American Gods written by Neil Gaiman and read by a full cast Publisher: Harper Audio, 2011 Length: 19 hours and 39 minutes Genre: Fiction, Fantasy/Paranormal Where I Got It: Downloaded it from Audible Why I Read It: Wanted to finally hear what the big fuss was about Neil Gaiman My Rating: 3.5 stars
In Neil Gaiman’s American Gods, every immigrant to America brings with them the gods of their homeland. As the country has grown, however, these gods have been forgotten. New gods—the gods of railroads, cars, media and computers—have arisen and taken their place and their power. But the old gods—stuck in this land that isn’t made for gods—won’t go down without a fight. Mr. Wednesday is attempting to organize the old gods for the coming battle with the new gods. To help him, he’s recruited Shadow—a man whose release from prison coincides with the death of his beloved wife Laura. With nothing left to lose, Shadow agrees to work for Wednesday and finds himself embarking on a long strange trip to some of the holy places of America—all the while catching glimpses into the “backstage” world of the gods.
I’ve been hearing about Neil Gaiman ever since I started blogging and made a mental note to try one of his books. So when Audible had a special on The Tenth Anniversary Edition of American Gods with a full-cast recording, I decided to take the leap into Gaiman land. I’m not sure what I was expecting, but this long rambling book wasn’t it. Perhaps it was the fact that the book was too many things at once: a long road trip, a fantasy book with every mythological creature you’ve ever heard of, a murder mystery, a love story, a commentary on America, a history lesson.
The most interesting aspect of the book was the incarnations of the various gods in their “Americanized” form. If nothing else, the book made me want to run out and purchase a book of myths to learn more about the various incarnations of the gods that immigrants brought with them to America. I’m sure that a really good background on various myths from a variety of countries would greatly enhance the reading experience. (Note: After typing the previous sentence, I found this web site which provides basic information on the gods referenced in the book. Reading through it, I realize that having this information would have made a real difference in my appreciation and enjoyment of the book! In fact, just reading through the web site and seeing what Gaiman has done, is now retroactively making me change my opinion about the book.)
I know that Gaiman first came to prominence with the Sandman graphic novels, and if ever a book cried out for illustrations, American Gods is it. In fact, I think this book would have totally rocked as a graphic novel. The visuals were easy to conjure up in my mind, and as I listened, I was almost picturing such a book in my head.

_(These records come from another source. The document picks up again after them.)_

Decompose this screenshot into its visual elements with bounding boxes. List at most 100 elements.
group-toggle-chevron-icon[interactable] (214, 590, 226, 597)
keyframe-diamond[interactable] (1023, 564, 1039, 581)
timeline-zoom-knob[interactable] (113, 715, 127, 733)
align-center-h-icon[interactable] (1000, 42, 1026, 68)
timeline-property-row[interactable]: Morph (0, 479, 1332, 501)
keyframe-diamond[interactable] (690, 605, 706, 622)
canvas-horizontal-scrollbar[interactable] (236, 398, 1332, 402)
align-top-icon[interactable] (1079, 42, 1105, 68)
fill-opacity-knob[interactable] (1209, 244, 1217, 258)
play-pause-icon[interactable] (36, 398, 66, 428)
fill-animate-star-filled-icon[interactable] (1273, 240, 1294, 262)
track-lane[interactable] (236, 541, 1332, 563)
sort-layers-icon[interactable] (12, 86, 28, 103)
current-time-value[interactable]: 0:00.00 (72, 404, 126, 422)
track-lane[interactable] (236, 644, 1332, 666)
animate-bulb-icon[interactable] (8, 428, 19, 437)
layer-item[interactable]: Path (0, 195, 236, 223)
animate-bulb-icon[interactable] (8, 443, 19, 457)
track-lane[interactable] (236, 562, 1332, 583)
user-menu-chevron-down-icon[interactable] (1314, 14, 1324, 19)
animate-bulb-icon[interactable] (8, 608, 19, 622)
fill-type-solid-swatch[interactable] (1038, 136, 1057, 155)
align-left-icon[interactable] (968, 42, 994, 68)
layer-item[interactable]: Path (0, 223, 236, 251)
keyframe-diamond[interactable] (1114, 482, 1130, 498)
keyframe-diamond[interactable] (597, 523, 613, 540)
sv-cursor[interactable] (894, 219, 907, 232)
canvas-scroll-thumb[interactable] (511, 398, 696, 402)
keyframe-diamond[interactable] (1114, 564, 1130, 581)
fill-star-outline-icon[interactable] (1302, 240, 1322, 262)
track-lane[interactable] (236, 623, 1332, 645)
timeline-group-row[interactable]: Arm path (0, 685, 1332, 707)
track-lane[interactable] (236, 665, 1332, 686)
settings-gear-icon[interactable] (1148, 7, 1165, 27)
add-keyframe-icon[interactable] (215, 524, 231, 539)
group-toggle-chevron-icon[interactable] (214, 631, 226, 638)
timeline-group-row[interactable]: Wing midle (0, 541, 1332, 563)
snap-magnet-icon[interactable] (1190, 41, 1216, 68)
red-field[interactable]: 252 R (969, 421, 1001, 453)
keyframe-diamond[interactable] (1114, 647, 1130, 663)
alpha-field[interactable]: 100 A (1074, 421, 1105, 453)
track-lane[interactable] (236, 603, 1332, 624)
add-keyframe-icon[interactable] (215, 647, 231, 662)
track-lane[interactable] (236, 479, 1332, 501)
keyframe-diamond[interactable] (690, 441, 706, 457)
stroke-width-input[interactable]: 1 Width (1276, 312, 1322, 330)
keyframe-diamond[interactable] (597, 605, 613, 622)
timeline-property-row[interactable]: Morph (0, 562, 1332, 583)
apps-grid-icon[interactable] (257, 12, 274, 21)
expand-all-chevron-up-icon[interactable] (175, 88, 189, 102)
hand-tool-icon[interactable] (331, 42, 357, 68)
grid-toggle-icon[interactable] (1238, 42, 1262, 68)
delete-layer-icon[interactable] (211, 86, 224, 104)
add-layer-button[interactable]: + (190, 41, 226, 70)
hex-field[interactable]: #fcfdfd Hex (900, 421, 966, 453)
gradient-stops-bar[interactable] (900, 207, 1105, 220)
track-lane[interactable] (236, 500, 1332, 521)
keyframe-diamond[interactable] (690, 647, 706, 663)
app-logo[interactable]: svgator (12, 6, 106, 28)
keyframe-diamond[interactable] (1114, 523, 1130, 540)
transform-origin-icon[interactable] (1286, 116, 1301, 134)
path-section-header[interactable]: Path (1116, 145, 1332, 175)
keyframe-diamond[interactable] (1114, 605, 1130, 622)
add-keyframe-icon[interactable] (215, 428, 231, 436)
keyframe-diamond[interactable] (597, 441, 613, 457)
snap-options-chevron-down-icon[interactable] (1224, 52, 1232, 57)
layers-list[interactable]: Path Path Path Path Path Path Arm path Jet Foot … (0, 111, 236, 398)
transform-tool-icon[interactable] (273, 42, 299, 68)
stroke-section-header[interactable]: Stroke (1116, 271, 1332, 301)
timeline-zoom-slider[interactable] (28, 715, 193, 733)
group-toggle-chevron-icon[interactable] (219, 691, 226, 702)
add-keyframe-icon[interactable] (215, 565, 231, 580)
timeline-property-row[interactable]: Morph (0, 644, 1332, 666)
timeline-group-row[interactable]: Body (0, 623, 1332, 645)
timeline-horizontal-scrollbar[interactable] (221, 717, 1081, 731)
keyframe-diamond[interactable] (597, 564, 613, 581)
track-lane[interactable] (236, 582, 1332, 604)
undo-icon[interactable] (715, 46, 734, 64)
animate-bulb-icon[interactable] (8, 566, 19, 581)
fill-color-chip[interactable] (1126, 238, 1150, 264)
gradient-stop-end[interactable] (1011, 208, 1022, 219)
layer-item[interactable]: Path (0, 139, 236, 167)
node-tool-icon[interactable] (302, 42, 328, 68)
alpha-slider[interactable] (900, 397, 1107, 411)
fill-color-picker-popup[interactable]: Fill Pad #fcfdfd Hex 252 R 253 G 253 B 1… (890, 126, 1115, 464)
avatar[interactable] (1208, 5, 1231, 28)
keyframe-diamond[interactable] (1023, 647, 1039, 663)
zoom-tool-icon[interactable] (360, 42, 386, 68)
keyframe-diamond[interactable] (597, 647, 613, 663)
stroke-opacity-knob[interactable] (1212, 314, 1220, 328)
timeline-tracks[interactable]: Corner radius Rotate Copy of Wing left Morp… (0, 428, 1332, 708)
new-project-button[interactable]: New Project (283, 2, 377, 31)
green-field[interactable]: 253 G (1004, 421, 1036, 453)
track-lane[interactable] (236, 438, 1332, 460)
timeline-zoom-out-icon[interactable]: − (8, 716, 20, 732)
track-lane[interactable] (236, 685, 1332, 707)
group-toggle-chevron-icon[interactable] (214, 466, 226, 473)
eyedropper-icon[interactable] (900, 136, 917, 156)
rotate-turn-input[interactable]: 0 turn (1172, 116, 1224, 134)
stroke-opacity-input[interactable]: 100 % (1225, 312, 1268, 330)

In the end, I think a really good grounding in mythology would make this a much richer and deeper read/listen. You cannot just go into this book without any knowledge or you’ll find that, on the surface, it is a long and meandering book that can begin to get frustrating. However, if you have a good grounding in mythology (or at least browse through the web site I linked to above before reading), the book might come alive for you in a way that it didn’t for me during my 19 hours of listening.
About the Narration
I love listening to books that have multiple narrators. It makes the book come alive in a very different way. Also, in a long listen like this one, having different voices added variety and interest. It also helped me keep track of who was talking as I got to know the voices of the main characters. Still, all things considered, I think I would have preferred an annotated and illustrated print version of the book (not that such a version exists—but what an awesome idea for the 20th anniversary of the book!!!)